Chouhan’s newfound fame is not just about satisfying fan’s selfie requests whenever she goes out. It’s also how she provides for her family. Her father has been unemployed for 8 years, her mother also doesn’t work, and her brother is attending university. With income from promotional videos and celebrity appearances, Chouhan can support them all.
And even those with a few thousand followers can still earn a decent amount of money from the app. Small music labels often reach out to mid-level TikTokers and pay them for lip-synching to their songs in order to reach a new audience. Alternatively, they can use their TikTok popularity as leverage to eventually switch to other platforms like Instagram, where individual posts can bring them more money. A TikToker-goes-Instagram-influencer can earn 1,700 rupees with just one single photo.
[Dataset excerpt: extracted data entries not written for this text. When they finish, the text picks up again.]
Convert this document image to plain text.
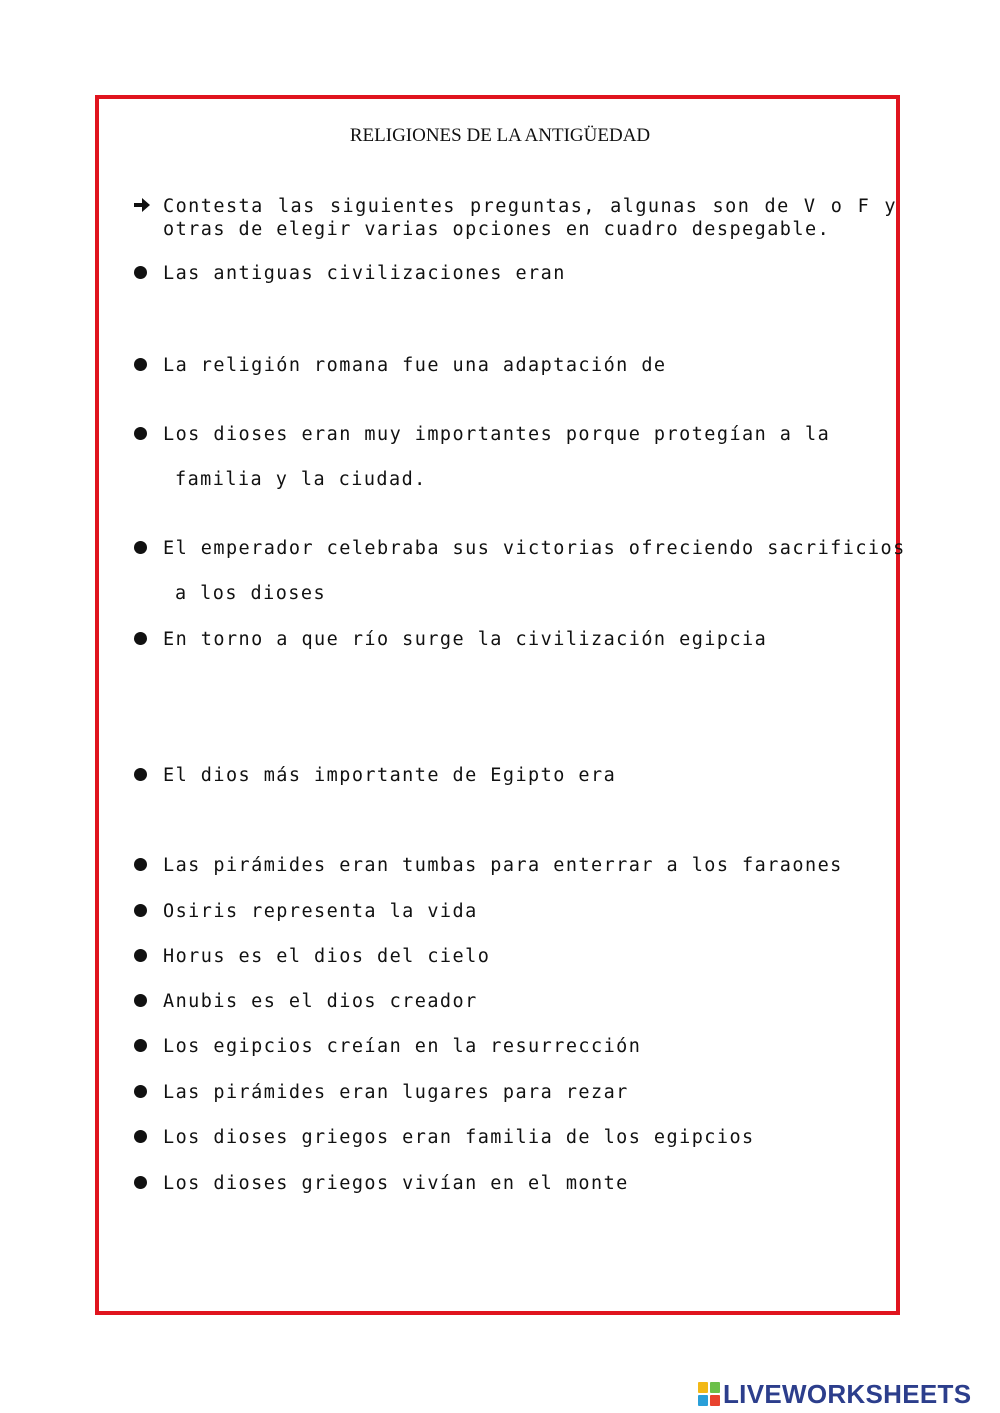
RELIGIONES DE LA ANTIGÜEDAD
Contesta las siguientes preguntas, algunas son de V o F y otras de elegir varias opciones en cuadro despegable.
Las antiguas civilizaciones eran
La religión romana fue una adaptación de
Los dioses eran muy importantes porque protegían a la
familia y la ciudad.
El emperador celebraba sus victorias ofreciendo sacrificios
a los dioses
En torno a que río surge la civilización egipcia
El dios más importante de Egipto era
Las pirámides eran tumbas para enterrar a los faraones
Osiris representa la vida
Horus es el dios del cielo
Anubis es el dios creador
Los egipcios creían en la resurrección
Las pirámides eran lugares para rezar
Los dioses griegos eran familia de los egipcios
Los dioses griegos vivían en el monte
LIVEWORKSHEETS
In certain parts of India, this can make for a decent source of income as statistics from the 2017-2018 period show that 45% of full-time workers there make less than 10,000 rupees a month, and the legal minimum wage is just 18,000 rupees a month.
Of course, as they gain more followers, there will be more opportunities to make profits. Big TikTokers can earn income by appearing at public events, where people can pay as much as 5,000 rupees have the chance to see them up close. Or they can promote Bollywood movies. That’s right: The big-budget Bollywood movies are being advertised by TikTok stars.
Despite the potentials that TikTok promises, however, it has also had many adverse effects on the Indian society. Many youngsters have gone to extremes because of this, going so far as to steal iPhones or pose with loaded firearms. There have been several reported cases of Indians killing themselves when their family stops them from creating videos to share on TikTok, and the platform is also an environment for cyberbullies to thrive.
Over the course of 2019, TikTok has found itself caught in the middle of a myriad of conflicts in India as well. Videos of high-caste people saying they want to get rid of lower-caste Dalit communities are not a rare sight. In July 2019, TikTok banned 3 popular content creators – all of whom were Muslim – for publishing clips in which they condemned a Hindu mob for lynching a Muslim man. In April of the same year, the app was briefly banned from the app stores following a petition saying that it could be harmful to children. The ban was lifted after a few weeks, however.